State Senator Bob Hedlund co-sponsored an amendment asking the Alcoholic Beverage Control Commission to conduct a year-long review of the ‘Happy Hour Regulation’ and the ABCC has been doing just that, holding the fourth public hearing out of five on Tuesday.
Currently, the regulation prohibits restaurants from having one-day drink specials as well as increasing the alcohol volume in a drink without proportionally raising the price.
Hedlund says the regulation is misunderstood by most restaurants in the state, “In one particular community on the South Shore there were just fifteen minor violation cited for little things like the unit price not matching what a bucket special price is, for instance, where there’s an increment of fifty cents off.”

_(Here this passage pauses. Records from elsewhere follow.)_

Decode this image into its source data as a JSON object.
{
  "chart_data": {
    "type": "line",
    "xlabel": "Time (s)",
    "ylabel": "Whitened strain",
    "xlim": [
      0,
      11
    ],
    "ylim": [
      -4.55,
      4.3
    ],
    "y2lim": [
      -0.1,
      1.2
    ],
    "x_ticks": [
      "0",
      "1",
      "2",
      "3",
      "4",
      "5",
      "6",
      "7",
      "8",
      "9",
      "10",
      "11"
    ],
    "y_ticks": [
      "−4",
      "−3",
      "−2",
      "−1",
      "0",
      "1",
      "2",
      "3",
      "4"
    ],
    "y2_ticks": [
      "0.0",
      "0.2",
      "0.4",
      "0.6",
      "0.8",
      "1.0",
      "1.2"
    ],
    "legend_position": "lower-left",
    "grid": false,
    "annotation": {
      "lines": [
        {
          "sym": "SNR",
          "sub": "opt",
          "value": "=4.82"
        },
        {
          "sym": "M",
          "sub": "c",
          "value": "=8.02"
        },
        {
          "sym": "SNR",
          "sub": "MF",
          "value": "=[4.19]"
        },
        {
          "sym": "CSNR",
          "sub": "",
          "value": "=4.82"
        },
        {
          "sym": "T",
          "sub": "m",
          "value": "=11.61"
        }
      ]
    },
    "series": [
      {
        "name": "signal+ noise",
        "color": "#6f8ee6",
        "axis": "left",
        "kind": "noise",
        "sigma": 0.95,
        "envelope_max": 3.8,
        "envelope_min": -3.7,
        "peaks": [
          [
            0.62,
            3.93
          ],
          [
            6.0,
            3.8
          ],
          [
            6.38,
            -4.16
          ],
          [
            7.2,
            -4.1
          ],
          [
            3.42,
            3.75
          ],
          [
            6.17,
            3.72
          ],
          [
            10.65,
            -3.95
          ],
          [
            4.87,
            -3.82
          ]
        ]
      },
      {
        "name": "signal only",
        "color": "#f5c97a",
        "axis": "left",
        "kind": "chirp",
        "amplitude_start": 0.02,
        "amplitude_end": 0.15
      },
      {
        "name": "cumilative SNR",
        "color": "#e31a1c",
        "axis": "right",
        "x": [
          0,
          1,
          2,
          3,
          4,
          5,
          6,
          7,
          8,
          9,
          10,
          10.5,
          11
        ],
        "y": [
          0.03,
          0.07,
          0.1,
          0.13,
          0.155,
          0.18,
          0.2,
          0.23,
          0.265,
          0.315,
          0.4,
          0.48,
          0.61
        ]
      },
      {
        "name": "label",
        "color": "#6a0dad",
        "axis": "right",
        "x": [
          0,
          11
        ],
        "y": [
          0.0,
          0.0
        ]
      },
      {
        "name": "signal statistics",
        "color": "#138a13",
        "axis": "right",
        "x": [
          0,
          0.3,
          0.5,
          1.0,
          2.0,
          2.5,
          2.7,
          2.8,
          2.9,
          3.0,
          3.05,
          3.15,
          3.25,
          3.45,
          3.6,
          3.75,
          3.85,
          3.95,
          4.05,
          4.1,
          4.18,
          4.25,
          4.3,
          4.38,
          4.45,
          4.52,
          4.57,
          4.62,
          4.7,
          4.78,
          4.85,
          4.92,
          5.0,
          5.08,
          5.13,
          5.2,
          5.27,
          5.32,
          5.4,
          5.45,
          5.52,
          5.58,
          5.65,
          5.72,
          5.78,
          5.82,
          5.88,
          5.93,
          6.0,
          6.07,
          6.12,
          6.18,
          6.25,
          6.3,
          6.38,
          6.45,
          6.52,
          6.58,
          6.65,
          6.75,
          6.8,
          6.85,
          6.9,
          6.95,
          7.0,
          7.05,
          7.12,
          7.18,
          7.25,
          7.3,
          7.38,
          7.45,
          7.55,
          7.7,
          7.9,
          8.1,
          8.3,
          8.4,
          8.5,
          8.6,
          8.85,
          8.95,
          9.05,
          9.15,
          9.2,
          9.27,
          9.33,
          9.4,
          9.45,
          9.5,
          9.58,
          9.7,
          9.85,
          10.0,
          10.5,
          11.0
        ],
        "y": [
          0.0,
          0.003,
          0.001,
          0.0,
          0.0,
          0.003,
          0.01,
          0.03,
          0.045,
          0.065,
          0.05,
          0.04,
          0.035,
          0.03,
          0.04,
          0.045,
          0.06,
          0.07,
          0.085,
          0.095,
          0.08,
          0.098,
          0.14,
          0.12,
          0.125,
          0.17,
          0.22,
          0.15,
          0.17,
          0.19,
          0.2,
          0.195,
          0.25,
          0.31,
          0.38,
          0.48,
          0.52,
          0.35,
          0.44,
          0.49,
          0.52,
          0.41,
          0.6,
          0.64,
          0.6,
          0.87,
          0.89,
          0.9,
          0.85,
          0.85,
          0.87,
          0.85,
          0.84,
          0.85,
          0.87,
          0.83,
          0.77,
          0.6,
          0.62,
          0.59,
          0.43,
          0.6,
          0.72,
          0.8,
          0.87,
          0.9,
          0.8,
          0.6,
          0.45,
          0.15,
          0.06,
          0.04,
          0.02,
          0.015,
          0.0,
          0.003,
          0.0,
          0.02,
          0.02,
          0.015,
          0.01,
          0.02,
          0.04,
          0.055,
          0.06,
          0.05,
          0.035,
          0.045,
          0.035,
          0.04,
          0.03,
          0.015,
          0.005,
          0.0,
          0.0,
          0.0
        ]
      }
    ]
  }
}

Hedlund asserted that he doesn’t want happy hour to return but rather he wants the regulation to be reviewed and possibly updated in order to clear up confusion.
“Somehow this has been turned into a referendum on ‘Happy Hour’ which in people minds is the Wild West situation we had in the late 70’s, early 80’s where we had a lot of problems and no one is suggesting a return to that,” says the Republican State Senator.
The Massachusetts Restaurant Association opposes any changes, fearing that an alteration in the regulation would loosen the rules for restaurants and bars and create problems.
“Liquor liability insurance is now mandatory so that cost will go up. Restaurants, they actually have a good name, they employ 10% of the workforce, they’re an economic engine for the Commonwealth,” says Stephen Clark, MRA Director of Government Affairs.
According to Clark, almost all restaurateurs who attended Tuesday’s hearing in Boston fully oppose any changes to the law.
Hedlund’s request for a review comes after lawmakers voted in favor of allowing new casinos in the state to distribute free alcoholic drinks to gamers. The State Senator voted against the bill.